За две недели до объявления военных действий в конце января прибыл Джек Лондон в Йокогаму. Далее были Токио – Кобе – Нагасаки – Модзи – Кокура – Симоносеки. Писатель мыкался по японским городам и весям, пытаясь отплыть в Корею, где стояли два русских военных корабля и можно было ожидать схватки.

Джек торопился изо всех сил. Слышал, что хотя война еще не объявлена, но там в тихом нейтральном порту обложенные превосходящими силами японской эскадры заперты русские суда – крейсер «Варяг» и канонерка «Кореец». Русские не сдадутся, обязательно будет бой. Японские военные патрули то и дело проверяли документы, задерживали, запрещали фотографировать, наконец арестовали, отобрали у него камеру, но через день вернули. Добились того, что он опоздал на пароход в Корею, ему предстояло пересечь Японское море и обогнуть в непогоду Корейский полуостров.

9 февраля, когда Лондон на утлой джонке пробирался вдоль изобилующего островами и непроходимыми рифами всклокоченного побережья Желтого моря к Чемульпо, японский флот в боевом строю внезапно атаковал Порт-Артур.

Напрасно коварной атакой в день нападения на Порт-Артур японцы пытались захватить стоявшие в чемульпском порту русские корабли. Весь мир ныне знает о воспетом в песнях бессмертном подвиге моряков «Варяга» и «Корейца».

Пошел снег. Уши, руки и ноги у него обморожены. Но досадно, что он не успел. Ему помешали стать свидетелем беспримерной самоотверженности русских моряков. Историческая трагедия уже свершилась. Джек и сопровождавший его фотограф Данн две недели спустя снимали арену смертельной битвы.

В зале манускриптов Хантингтонской библиотеки, в пригороде Лос-Анджелеса, благостная тишина. Я перелистываю альбом сотен фотографий Джека Лондона, снятых им в Корее и Маньчжурии. Он первым из иностранных корреспондентов вопреки запретам ближе всех проник к местам боев.

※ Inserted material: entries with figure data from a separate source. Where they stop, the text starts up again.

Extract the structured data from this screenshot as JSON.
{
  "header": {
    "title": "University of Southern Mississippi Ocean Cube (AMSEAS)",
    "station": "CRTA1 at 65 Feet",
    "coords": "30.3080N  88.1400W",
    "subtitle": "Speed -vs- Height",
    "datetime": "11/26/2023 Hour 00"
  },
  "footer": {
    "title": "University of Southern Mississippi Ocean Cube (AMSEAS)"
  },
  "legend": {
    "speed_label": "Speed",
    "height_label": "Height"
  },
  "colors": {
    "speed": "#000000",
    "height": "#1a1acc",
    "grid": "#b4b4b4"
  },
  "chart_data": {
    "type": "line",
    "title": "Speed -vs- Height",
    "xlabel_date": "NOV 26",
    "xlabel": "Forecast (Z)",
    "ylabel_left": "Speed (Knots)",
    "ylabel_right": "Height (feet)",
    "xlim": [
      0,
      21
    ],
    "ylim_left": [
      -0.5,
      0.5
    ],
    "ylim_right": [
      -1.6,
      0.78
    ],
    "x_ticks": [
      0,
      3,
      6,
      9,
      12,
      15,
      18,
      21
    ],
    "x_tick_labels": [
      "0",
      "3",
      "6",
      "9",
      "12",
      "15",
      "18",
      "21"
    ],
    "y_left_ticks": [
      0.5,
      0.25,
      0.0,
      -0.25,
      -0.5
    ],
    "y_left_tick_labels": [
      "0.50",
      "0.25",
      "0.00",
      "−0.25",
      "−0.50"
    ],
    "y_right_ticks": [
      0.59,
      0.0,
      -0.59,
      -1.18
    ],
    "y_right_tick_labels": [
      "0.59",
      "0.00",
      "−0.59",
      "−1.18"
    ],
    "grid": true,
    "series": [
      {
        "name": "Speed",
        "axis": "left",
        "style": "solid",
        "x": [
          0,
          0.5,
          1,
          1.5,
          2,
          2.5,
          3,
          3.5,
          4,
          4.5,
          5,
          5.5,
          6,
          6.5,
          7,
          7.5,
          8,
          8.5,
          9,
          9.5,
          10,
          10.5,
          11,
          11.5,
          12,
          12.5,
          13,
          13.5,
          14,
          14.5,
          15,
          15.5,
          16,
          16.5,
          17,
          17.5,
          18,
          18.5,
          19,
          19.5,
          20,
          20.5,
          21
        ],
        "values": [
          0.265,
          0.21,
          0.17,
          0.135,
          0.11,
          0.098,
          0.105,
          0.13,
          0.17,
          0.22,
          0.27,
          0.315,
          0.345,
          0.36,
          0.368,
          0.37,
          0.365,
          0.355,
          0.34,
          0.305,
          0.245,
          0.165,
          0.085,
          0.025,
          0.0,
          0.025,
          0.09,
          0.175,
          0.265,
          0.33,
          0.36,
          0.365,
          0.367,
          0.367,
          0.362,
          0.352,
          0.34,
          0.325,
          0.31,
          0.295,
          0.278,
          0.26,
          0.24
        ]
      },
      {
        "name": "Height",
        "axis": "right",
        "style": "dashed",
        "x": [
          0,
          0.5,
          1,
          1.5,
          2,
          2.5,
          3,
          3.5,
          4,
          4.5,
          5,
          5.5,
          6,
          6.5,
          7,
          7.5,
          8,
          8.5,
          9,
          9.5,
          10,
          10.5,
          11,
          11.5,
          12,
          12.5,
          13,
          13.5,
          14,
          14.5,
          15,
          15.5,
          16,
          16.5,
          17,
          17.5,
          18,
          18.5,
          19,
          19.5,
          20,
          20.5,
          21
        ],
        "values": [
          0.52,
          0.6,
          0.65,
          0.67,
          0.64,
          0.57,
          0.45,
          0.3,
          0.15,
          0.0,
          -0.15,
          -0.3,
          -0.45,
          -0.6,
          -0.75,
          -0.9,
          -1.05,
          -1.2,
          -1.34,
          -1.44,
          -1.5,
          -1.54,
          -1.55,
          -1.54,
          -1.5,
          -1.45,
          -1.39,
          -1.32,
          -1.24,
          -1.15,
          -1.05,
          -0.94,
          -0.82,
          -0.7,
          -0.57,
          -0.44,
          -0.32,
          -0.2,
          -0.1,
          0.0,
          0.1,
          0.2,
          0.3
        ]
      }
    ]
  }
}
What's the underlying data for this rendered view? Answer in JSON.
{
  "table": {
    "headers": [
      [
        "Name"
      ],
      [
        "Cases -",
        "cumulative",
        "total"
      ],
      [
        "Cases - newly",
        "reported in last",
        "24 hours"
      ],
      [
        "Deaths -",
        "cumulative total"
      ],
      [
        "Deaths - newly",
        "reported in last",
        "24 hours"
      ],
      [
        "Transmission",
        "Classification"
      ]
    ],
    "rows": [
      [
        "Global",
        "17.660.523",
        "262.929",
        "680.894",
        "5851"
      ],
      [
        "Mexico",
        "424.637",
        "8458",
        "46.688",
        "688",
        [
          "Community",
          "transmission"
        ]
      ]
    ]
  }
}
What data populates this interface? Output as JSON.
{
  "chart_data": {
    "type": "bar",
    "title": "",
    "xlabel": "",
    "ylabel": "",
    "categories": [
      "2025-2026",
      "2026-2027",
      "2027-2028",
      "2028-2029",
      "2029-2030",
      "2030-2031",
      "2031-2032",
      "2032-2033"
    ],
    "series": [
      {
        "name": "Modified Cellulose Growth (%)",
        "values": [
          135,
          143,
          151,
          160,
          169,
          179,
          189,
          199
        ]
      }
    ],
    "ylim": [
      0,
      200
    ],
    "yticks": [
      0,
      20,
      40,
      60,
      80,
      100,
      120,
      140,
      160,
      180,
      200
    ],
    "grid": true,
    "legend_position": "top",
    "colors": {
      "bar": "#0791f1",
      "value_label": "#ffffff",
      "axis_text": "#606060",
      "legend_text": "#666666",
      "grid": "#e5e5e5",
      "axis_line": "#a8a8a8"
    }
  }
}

Его профессиональное мужество и решимость отмечали все спецкоры. «Я не боюсь смерти, хотя люблю жизнь, – повторял он, – не боюсь болезни, не боюсь ранений, правда, не переношу боли».

В Чемульпо он закупил лошадей, провизию на дорогу, нанял переводчика, двух кули.

Железный нос, труба и обрывки корабельной оснастки над спокойной гладью вод – это останки потоп­ленной командой канонерки «Кореец». «Погибаю, но не сдаюсь!» – таков был девиз доблестных воинов. Они дружным огнем пустили ко дну японский миноносец и два повредили. Эти сжавшие болью сердце снимки потопленных российских судов сделаны в феврале 1904 года военкором американской газеты «Сан-Франциско экзаминер» Джеком Лондоном в корейском порту Чемульпо.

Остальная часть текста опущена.